If any good is to come from this controversy it will be that it has provoked many people to take a closer look at the questions of technology and population growth, and their relation to the prevailing politico-economic systems. One hopes that environmentalists will go beyond the crude theories and intellectual posturing of “deep ecologists” and those who blindly hate “technology”— the questions of population and technology require a more sophisticated approach than primitivism.6
The only way in which population growth can be checked in a humane manner is through social justice— through abolition of (private and state) capitalism with its inherent tendencies toward environmental degradation, through fairer distribution of resources, through the emancipation of women and the abandonment of patriarchal religions, and through the utilization of appropriate technologies to provide cheap, easy access to birth control and to provide a comfortable level of material wealth for everyone. 7
by Chaz Bufe
- 1How presumptuous! How does Throp know what our ‘natural role” is? She treats the exercise of human intelligence, our power to shape our environment, which is a direct result of evolution, as if it were somehow “un”natural, as if using the attributes we’ve received from nature is somehow “un”natural.
- 2The Politics of Food,” TV documentary.
- 3Newman, of course, is not implying that “all” aspects of European industrialization were bene ficial. He’s merely noting that a rising standard of living was instrumental in lowering the birth rate.

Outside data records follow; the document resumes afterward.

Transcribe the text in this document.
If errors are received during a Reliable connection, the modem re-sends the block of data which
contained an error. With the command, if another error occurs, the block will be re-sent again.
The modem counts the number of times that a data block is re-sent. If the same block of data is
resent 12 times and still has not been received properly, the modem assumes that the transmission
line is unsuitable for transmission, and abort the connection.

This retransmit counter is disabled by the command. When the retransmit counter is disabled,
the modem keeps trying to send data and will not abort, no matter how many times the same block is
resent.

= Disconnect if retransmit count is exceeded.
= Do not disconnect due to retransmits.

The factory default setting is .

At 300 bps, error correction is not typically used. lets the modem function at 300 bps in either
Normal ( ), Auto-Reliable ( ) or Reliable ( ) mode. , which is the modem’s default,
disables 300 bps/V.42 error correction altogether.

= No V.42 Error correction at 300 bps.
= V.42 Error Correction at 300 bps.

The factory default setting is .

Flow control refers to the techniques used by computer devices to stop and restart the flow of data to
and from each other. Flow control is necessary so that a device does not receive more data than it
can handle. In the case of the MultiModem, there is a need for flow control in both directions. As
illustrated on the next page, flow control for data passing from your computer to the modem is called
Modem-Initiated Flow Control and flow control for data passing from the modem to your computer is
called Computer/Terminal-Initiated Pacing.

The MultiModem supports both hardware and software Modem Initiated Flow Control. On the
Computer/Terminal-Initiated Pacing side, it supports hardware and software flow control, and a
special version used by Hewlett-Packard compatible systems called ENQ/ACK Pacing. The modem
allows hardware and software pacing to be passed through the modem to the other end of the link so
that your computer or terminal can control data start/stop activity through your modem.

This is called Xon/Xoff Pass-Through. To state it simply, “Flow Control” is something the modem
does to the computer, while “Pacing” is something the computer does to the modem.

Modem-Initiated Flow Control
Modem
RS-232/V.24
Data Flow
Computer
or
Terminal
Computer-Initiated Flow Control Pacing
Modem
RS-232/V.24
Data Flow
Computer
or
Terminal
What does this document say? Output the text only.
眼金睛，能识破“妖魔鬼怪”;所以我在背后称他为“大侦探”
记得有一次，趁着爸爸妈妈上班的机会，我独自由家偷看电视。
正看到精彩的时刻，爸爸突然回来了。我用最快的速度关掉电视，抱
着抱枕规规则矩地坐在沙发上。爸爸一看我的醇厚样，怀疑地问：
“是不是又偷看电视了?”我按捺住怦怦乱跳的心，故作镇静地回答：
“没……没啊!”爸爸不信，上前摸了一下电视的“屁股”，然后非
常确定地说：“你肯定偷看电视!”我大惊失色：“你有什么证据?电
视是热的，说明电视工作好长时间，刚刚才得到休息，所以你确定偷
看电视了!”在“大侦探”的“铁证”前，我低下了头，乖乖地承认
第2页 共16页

- 4The question of how development strategies in the Third World can and should differ from the models provided by the already developed capitalist and ‘communist” states is complex. But in general, one can say that adoption of the following measures would help developing societies to avoid the hideous environmental problems plaguing the industrialized nations: a) Abolition of the profit motive, with its inherent tendency toward environmental destruc tion; b) Abolition of coercive authority, with its tendency toward bureaucratization and industrial monument building; c) Self-management of agri culture and industry by those working in them. Workers generally live near to their workplaces, are likely to be aware of work-related environmental problems, and are very likely to do something to remedy them when they are aware of problems—workers are smart enough not to foul their own nests.
- 5“Miss Ann Thropy,” Earth First! Dec. 22, 1987.
- 6For a closer look at the “deep ecology” ideology underlying the authoritarian, inhumane proposals advanced by Foreman, Abbey, et al, I would highly recommend Murray Bookchin’s article, “Social Ecology Versus ‘Deep Ecology’,” in the Summer 1987 issue of Green Perspectives, ($2 should cover it) from Green Perspectives, POB 111, Burlington, VT 05402.
- 7Of course I am not implying that “all” techno logies are desirable—far from it. “Technology” is not a monolith. It is composed of a great number of separate technologies, all with different environmental and social effects. Some are beneficial, such as medical and sewage disposal technologies; some are neutral (they lend themselves to both socially useful and socially damaging uses), an example being radio communications technology, which can be used to dispatch ambulances or for political surveillance; and some technologies, such as nuclear technology, are inherently destructive. Even these classifications are gross simplifications, though, as even the most useful technology will have some negative effects; and even the worst technology might have some beneficial aspects. Blind rejection of “technology” is idiotic.